Церковь была совсем рядом. Кате надо было сделать каких-то двадцать шагов, но ее опередили. На дороге перед церковью остановился невзрачный серый «Москвич». Из тех, что, кажется, именуются «Святогорами». Из него гремела музыка «Король и шут», облачком взмывала над куполами-луковками. За рулем Катя увидела парня лет двадцати – симпатичного блондина в яркой красной куртке. Рядом сидел его ровесник, он наклонился, видимо, меняя кассету в магнитоле, а когда выпрямился, оказался тоже блондином – на вид не по возрасту серьезным. Хлопнув дверцей, из «Святогора» вышла женщина – высокая, стройная – и опять-таки блондинка – лет тридцати с небольшим, одетая изящно и стильно. Даже слишком стильно – в замшевую куртку, твидовую юбку и бежевый свитер. От осеннего ветра блондинка грациозно куталась в кашемировый палантин из тех, которые предложил в этом сезоне модницам дом «Кристиан Диор».
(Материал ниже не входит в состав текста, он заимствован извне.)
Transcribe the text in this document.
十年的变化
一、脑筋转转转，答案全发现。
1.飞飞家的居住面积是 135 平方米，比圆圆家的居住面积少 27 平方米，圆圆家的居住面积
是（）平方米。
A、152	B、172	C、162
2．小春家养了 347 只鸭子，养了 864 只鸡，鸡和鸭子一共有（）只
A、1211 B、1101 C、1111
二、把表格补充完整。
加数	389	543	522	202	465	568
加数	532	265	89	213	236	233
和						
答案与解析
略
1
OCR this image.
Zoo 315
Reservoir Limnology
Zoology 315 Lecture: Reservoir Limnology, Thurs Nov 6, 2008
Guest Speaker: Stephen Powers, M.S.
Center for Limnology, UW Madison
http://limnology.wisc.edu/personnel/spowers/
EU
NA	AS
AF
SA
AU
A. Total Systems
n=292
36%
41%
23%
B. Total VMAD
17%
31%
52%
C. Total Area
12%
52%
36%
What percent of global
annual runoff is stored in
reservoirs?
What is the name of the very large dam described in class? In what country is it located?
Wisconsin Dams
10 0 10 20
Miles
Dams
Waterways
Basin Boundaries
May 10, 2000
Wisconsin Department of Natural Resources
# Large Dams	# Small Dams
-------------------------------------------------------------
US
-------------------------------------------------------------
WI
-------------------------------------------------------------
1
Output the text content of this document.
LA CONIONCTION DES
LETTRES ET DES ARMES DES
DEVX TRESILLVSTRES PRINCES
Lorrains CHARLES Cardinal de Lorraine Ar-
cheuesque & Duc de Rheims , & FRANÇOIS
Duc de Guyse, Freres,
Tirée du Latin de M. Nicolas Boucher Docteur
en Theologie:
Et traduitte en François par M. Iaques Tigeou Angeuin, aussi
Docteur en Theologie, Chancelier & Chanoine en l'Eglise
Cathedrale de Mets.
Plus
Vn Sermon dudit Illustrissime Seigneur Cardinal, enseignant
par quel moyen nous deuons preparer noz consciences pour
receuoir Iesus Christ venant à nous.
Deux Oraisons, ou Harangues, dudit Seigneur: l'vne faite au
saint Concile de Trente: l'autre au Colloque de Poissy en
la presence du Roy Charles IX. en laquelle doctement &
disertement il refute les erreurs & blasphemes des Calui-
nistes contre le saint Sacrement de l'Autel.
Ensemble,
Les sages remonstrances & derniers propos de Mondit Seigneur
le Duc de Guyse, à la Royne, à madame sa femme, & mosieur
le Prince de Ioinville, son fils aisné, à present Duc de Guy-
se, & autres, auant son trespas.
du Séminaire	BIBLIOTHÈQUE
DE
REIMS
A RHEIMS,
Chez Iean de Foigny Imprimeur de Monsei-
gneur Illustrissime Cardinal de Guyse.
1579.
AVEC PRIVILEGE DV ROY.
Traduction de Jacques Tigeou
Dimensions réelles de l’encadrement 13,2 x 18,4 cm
– Если не окажется чего-то, что есть в списке, – позвоните мне из магазина, – донесся до Кати громкий уверенный голос блондинки. – Мы прикинем, чем можно будет заменить. Леша, ты слышишь меня? Обязательно мне позвоните, чтобы я знала. И вообще, возьмите там каталог.

– Марина Аркадьевна, они каталога на руки не дают, – возразил парень, что сидел на пассажирском сиденье.

– Какие глупости, Валя, почему не дают? Обязаны дать. Короче, звоните мне оттуда, если что. Я сама договорюсь. Ну все, пока. Езжайте осторожно, не гоните сильно. – Блондинка Марина Аркадьевна, подхватив замшевую сумочку и запахнув разлетающийся палантин, кивнула парням и направилась прямо к церкви. «Святогор» газанул и умчался. Марина Аркадьевна взглянула на купола-луковки, извлекла из сумки шифоновый золотистый шарфик, набросила себе на голову, затем, словно вспомнив о чем-то важном, достала телефон и кому-то позвонила.

– Между прочим, я торчу здесь уже полчаса, где тебя носит, Данька? – донесся до Кати ее голос, из повелительно-веселого, каким она разговаривала со своими молодыми спутниками, ставший повелительно-злым. Неведомый Данька получил выволочку пополам с явной ложью: с момента, как Марину Аркадьеву высадили у церкви, прошло минуты две, не более. – Короче, мне ждать или не ждать тебя? – раздраженно спросила она, и неведомый Данька на том конце, видимо, горячо заверил: ждать.